The rich legacy of Leslie Waddington | Amid talk that market contraction and post-EU referendum jitters would hit London’s autumn season, Frieze Week kicked off in confident style with a white glove sale of the Leslie Waddington Collection at Christie’s. The 100 per cent sold rate and £28,285,525 total was testament to the late art dealer’s reputation as tastemaker and collector in his own right. It started with a portrait of Waddington by Peter Blake, which sold for double its estimate at £81,250. The plum lot, as expected, was Jean Dubuffet’s Visiteur au chapeau bleu (‘Visitor with Blue Hat’) from 1955, which also doubled its estimate and sold for £4.81 million.
Meanwhile, Waddington Custot gallery (which Waddington Galleries became in 2011 when Stephane Custot bought the late Lord Bernstein’s share) exhibited at Frieze Masters for the first time, its stand hung with the raw, ravaged canvases of the Spanish painter Manolo Millares (1926–72). The abstracts, dating from 1956 to 1970, were priced between £170,000 to around £900,000, and the earliest, Composición con dimensión perdida, sold on preview day. Other early sales at the fair included Elements V (1984) by Brice Marden, which had an asking price of $5 million, and a painting by Wayne Thiebaud (asking price £1.5 million), both at Acquavella Galleries (New York).
Solo booths set the tone | ‘Our artists love this fair. Lots of them visit, because they all collect, but not the obvious things. You find the unusual here’. So said David Cleaton-Roberts, director of Alan Cristea Gallery, sitting on the gallery’s stand at Frieze Masters devoted to the prints of Anni Albers, one of numerous stands at both this fair and Frieze London to concentrate on female artists. Solo artist presentations, traditionally seen as putting all one’s eggs in one basket, are increasingly popular and Cleaton-Roberts is pleased with the gallery’s single-artist format; last year it presented Richard Hamilton; in 2014, Josef Albers. By Friday afternoon of this year’s fair, it had sold more than 20 Anni Albers prints, priced between £2,000 and £6,000. At the moment they’re still affordable,’ Cleaton-Roberts said, adding that the artist will be the subject of a major exhibition in the UK, yet to be announced, in the next few years. She may not be so cheap for long.

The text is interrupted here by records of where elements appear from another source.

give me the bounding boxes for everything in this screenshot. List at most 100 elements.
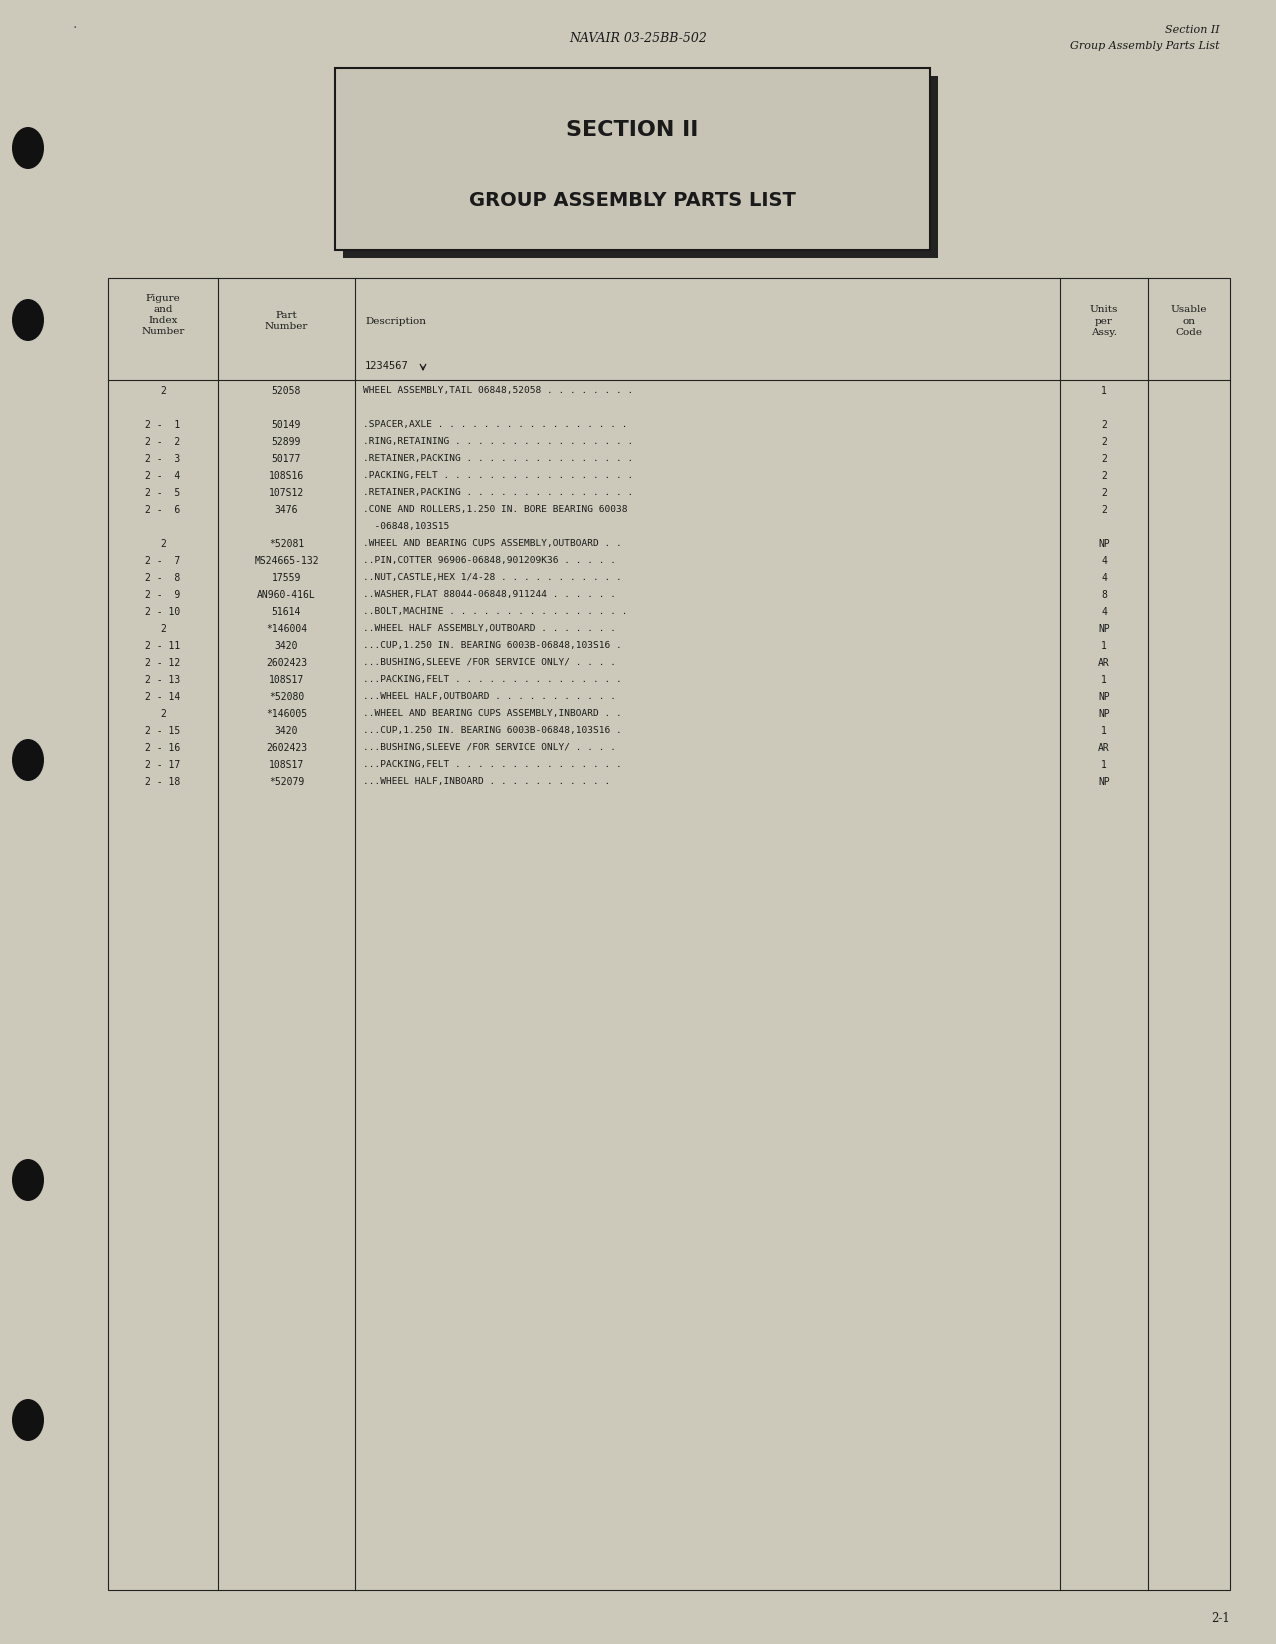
Text: NP: NP xyxy=(1099,692,1110,702)
Text: ..WHEEL AND BEARING CUPS ASSEMBLY,INBOARD . .: ..WHEEL AND BEARING CUPS ASSEMBLY,INBOAR… xyxy=(362,709,621,718)
Text: Description: Description xyxy=(365,317,426,326)
Text: 2: 2 xyxy=(160,539,166,549)
Text: 52058: 52058 xyxy=(272,385,301,396)
Text: Group Assembly Parts List: Group Assembly Parts List xyxy=(1071,41,1220,51)
Text: 2 - 16: 2 - 16 xyxy=(145,743,181,753)
Text: ..WHEEL HALF ASSEMBLY,OUTBOARD . . . . . . .: ..WHEEL HALF ASSEMBLY,OUTBOARD . . . . .… xyxy=(362,625,616,633)
Text: 2 -  9: 2 - 9 xyxy=(145,590,181,600)
Ellipse shape xyxy=(11,127,43,169)
Text: Units
per
Assy.: Units per Assy. xyxy=(1090,306,1118,337)
Text: *52081: *52081 xyxy=(269,539,304,549)
Text: 2: 2 xyxy=(1101,437,1108,447)
Bar xyxy=(343,76,938,258)
Text: 4: 4 xyxy=(1101,607,1108,616)
Text: 2: 2 xyxy=(160,709,166,718)
Text: 17559: 17559 xyxy=(272,572,301,582)
Text: 1: 1 xyxy=(1101,385,1108,396)
Text: .WHEEL AND BEARING CUPS ASSEMBLY,OUTBOARD . .: .WHEEL AND BEARING CUPS ASSEMBLY,OUTBOAR… xyxy=(362,539,621,547)
Text: *52079: *52079 xyxy=(269,776,304,786)
Text: NP: NP xyxy=(1099,539,1110,549)
Text: 2: 2 xyxy=(1101,419,1108,429)
Text: SECTION II: SECTION II xyxy=(567,120,699,140)
Text: 2 -  3: 2 - 3 xyxy=(145,454,181,464)
Text: ..BOLT,MACHINE . . . . . . . . . . . . . . . .: ..BOLT,MACHINE . . . . . . . . . . . . .… xyxy=(362,607,628,616)
Text: 107S12: 107S12 xyxy=(269,488,304,498)
Text: 2-1: 2-1 xyxy=(1211,1611,1230,1624)
Text: WHEEL ASSEMBLY,TAIL 06848,52058 . . . . . . . .: WHEEL ASSEMBLY,TAIL 06848,52058 . . . . … xyxy=(362,386,633,395)
Text: ...WHEEL HALF,INBOARD . . . . . . . . . . .: ...WHEEL HALF,INBOARD . . . . . . . . . … xyxy=(362,778,610,786)
Text: 1: 1 xyxy=(1101,674,1108,684)
Text: ...WHEEL HALF,OUTBOARD . . . . . . . . . . .: ...WHEEL HALF,OUTBOARD . . . . . . . . .… xyxy=(362,692,616,700)
Text: AR: AR xyxy=(1099,658,1110,667)
Text: AN960-416L: AN960-416L xyxy=(258,590,316,600)
Text: NP: NP xyxy=(1099,709,1110,718)
Text: *146005: *146005 xyxy=(265,709,308,718)
Text: 2 - 14: 2 - 14 xyxy=(145,692,181,702)
Text: 50177: 50177 xyxy=(272,454,301,464)
Text: ...BUSHING,SLEEVE /FOR SERVICE ONLY/ . . . .: ...BUSHING,SLEEVE /FOR SERVICE ONLY/ . .… xyxy=(362,743,616,751)
Text: 2 -  8: 2 - 8 xyxy=(145,572,181,582)
Text: 1: 1 xyxy=(1101,725,1108,735)
Text: 1: 1 xyxy=(1101,760,1108,769)
Text: 2 -  4: 2 - 4 xyxy=(145,470,181,480)
Text: 52899: 52899 xyxy=(272,437,301,447)
Text: ...PACKING,FELT . . . . . . . . . . . . . . .: ...PACKING,FELT . . . . . . . . . . . . … xyxy=(362,760,621,769)
Text: 2 - 18: 2 - 18 xyxy=(145,776,181,786)
Text: 2 - 11: 2 - 11 xyxy=(145,641,181,651)
Text: ...CUP,1.250 IN. BEARING 6003B-06848,103S16 .: ...CUP,1.250 IN. BEARING 6003B-06848,103… xyxy=(362,727,621,735)
Bar xyxy=(336,67,930,250)
Text: Section II: Section II xyxy=(1165,25,1220,35)
Ellipse shape xyxy=(11,1399,43,1442)
Text: 2 -  7: 2 - 7 xyxy=(145,556,181,566)
Text: .RETAINER,PACKING . . . . . . . . . . . . . . .: .RETAINER,PACKING . . . . . . . . . . . … xyxy=(362,488,633,496)
Text: .PACKING,FELT . . . . . . . . . . . . . . . . .: .PACKING,FELT . . . . . . . . . . . . . … xyxy=(362,470,633,480)
Text: 2: 2 xyxy=(160,623,166,633)
Text: .RING,RETAINING . . . . . . . . . . . . . . . .: .RING,RETAINING . . . . . . . . . . . . … xyxy=(362,437,633,446)
Text: 2 -  5: 2 - 5 xyxy=(145,488,181,498)
Text: ·: · xyxy=(73,21,77,35)
Text: NP: NP xyxy=(1099,623,1110,633)
Text: ..PIN,COTTER 96906-06848,901209K36 . . . . .: ..PIN,COTTER 96906-06848,901209K36 . . .… xyxy=(362,556,616,566)
Text: 2 - 13: 2 - 13 xyxy=(145,674,181,684)
Text: *146004: *146004 xyxy=(265,623,308,633)
Text: -06848,103S15: -06848,103S15 xyxy=(362,523,449,531)
Text: 2: 2 xyxy=(1101,454,1108,464)
Text: 4: 4 xyxy=(1101,556,1108,566)
Text: 50149: 50149 xyxy=(272,419,301,429)
Text: ..WASHER,FLAT 88044-06848,911244 . . . . . .: ..WASHER,FLAT 88044-06848,911244 . . . .… xyxy=(362,590,616,598)
Text: GROUP ASSEMBLY PARTS LIST: GROUP ASSEMBLY PARTS LIST xyxy=(470,191,796,209)
Ellipse shape xyxy=(11,299,43,340)
Text: 2 - 15: 2 - 15 xyxy=(145,725,181,735)
Text: 108S17: 108S17 xyxy=(269,760,304,769)
Text: ...CUP,1.250 IN. BEARING 6003B-06848,103S16 .: ...CUP,1.250 IN. BEARING 6003B-06848,103… xyxy=(362,641,621,649)
Text: Figure
and
Index
Number: Figure and Index Number xyxy=(142,294,185,335)
Text: 2 - 17: 2 - 17 xyxy=(145,760,181,769)
Text: Usable
on
Code: Usable on Code xyxy=(1171,306,1207,337)
Text: ..NUT,CASTLE,HEX 1/4-28 . . . . . . . . . . .: ..NUT,CASTLE,HEX 1/4-28 . . . . . . . . … xyxy=(362,574,621,582)
Text: 2 - 12: 2 - 12 xyxy=(145,658,181,667)
Text: Part
Number: Part Number xyxy=(265,311,309,330)
Text: 4: 4 xyxy=(1101,572,1108,582)
Text: MS24665-132: MS24665-132 xyxy=(254,556,319,566)
Text: 2: 2 xyxy=(1101,470,1108,480)
Text: 1: 1 xyxy=(1101,641,1108,651)
Text: 2 - 10: 2 - 10 xyxy=(145,607,181,616)
Text: 108S16: 108S16 xyxy=(269,470,304,480)
Text: 8: 8 xyxy=(1101,590,1108,600)
Text: 2 -  6: 2 - 6 xyxy=(145,505,181,515)
Text: 3420: 3420 xyxy=(274,725,299,735)
Text: 2602423: 2602423 xyxy=(265,658,308,667)
Text: 3420: 3420 xyxy=(274,641,299,651)
Text: 2602423: 2602423 xyxy=(265,743,308,753)
Text: 2 -  2: 2 - 2 xyxy=(145,437,181,447)
Text: NP: NP xyxy=(1099,776,1110,786)
Ellipse shape xyxy=(11,1159,43,1202)
Text: .RETAINER,PACKING . . . . . . . . . . . . . . .: .RETAINER,PACKING . . . . . . . . . . . … xyxy=(362,454,633,464)
Text: NAVAIR 03-25BB-502: NAVAIR 03-25BB-502 xyxy=(569,31,707,44)
Text: 1234567: 1234567 xyxy=(365,362,408,372)
Text: 3476: 3476 xyxy=(274,505,299,515)
Text: 2: 2 xyxy=(160,385,166,396)
Text: .CONE AND ROLLERS,1.250 IN. BORE BEARING 60038: .CONE AND ROLLERS,1.250 IN. BORE BEARING… xyxy=(362,505,628,515)
Text: ...BUSHING,SLEEVE /FOR SERVICE ONLY/ . . . .: ...BUSHING,SLEEVE /FOR SERVICE ONLY/ . .… xyxy=(362,658,616,667)
Text: ...PACKING,FELT . . . . . . . . . . . . . . .: ...PACKING,FELT . . . . . . . . . . . . … xyxy=(362,676,621,684)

New galleries in London | Alan Cristea Gallery also opened a large new space on Pall Mall last week, one of a gaggle of new galleries to open spaces in London during, or in time for Frieze Week. Others included Cabinet Gallery in Vauxhall and, in St James’s and Mayfair, Colnaghi, Skarstedt Gallery, Carpenter’s Workshop Gallery, Limoncello, Cardi Gallery, and Almine Rech Gallery, which opened with a divisive Jeff Koons show. Brexit or not, London seems only to gain in appeal as an essential gallery hub.

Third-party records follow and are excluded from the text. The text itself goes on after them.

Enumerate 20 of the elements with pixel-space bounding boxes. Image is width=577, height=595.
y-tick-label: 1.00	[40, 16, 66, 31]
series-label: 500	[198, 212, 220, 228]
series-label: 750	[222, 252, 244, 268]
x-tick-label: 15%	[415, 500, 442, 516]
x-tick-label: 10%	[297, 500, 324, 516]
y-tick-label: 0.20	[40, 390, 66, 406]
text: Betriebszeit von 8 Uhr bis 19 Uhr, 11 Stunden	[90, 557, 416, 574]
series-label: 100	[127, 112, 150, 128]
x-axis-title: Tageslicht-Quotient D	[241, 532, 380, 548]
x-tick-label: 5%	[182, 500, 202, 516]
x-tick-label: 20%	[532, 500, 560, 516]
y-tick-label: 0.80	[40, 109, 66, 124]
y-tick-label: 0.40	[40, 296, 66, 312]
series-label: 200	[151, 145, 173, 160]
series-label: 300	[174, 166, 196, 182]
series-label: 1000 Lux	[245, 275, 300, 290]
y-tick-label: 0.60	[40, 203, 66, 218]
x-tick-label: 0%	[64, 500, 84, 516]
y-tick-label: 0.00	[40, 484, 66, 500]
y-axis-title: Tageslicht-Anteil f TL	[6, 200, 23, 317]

Adrian Ghenie and Pino Pascali lead at Christie’s | This has been Adrian Ghenie’s year; the 39-year-old Romanian painter is the market darling of 2016. At Christie’s 6 October evening sale of post-war and contemporary art, which totalled just shy of £34.3 million, the vast, brooding Nickelodeon (2008) made an artist record at £7.11 million, four times the £1.5 million estimate.
‘The Ghenie market had been growing, growing, growing,’ said Francis Outred, European head of post-war and contemporary art. ‘This was the culmination, and it is widely acknowledged as one of his best works.’ Nickelodeon was guaranteed by a third party who ‘proactively approached’ Christie’s, said Outred, a phenomenon they find is ‘increasingly common’ on desirable high-value works.
A sign of a contracted but hardened market, this was another ‘tightly curated’ (or small) auction of 41 lots, more conservative in content than the larger, more speculative contemporary sales of old. However, Christie’s sale did offer works by several up-and-coming artists under 40; alongside Ghenie, records were set for Lynette Yiadom-Boakye, Lucy McKenzie, and Henry Taylor.
Immediately afterwards, in the 59-lot Italian sale, seven new artist records were set, including for the Arte Povera artist Pino Pascali, whose joyful Code di Delfino (‘Tail of a Dolphin’) sold for £2.7 million.
Frans Hals forgery sets tongues wagging | Art fairs love a scandal. After all, what better way to fill those long dull hours on a stand than with a little gossip. Talk of Frieze Masters has been the story of a fake Frans Hals , following Sotheby’s revelation that a portrait by the Dutch artist that was sold to a US buyer by private treaty for £8.4 million in 2011 has been reassessed as a fake (as reported in the Financial Times). Sotheby’s refunded the buyer in full for the work after pigment tests showed the work was ‘undoubtedly a forgery’. A forger of exceptional talent, it seems – and other works are now under suspicion.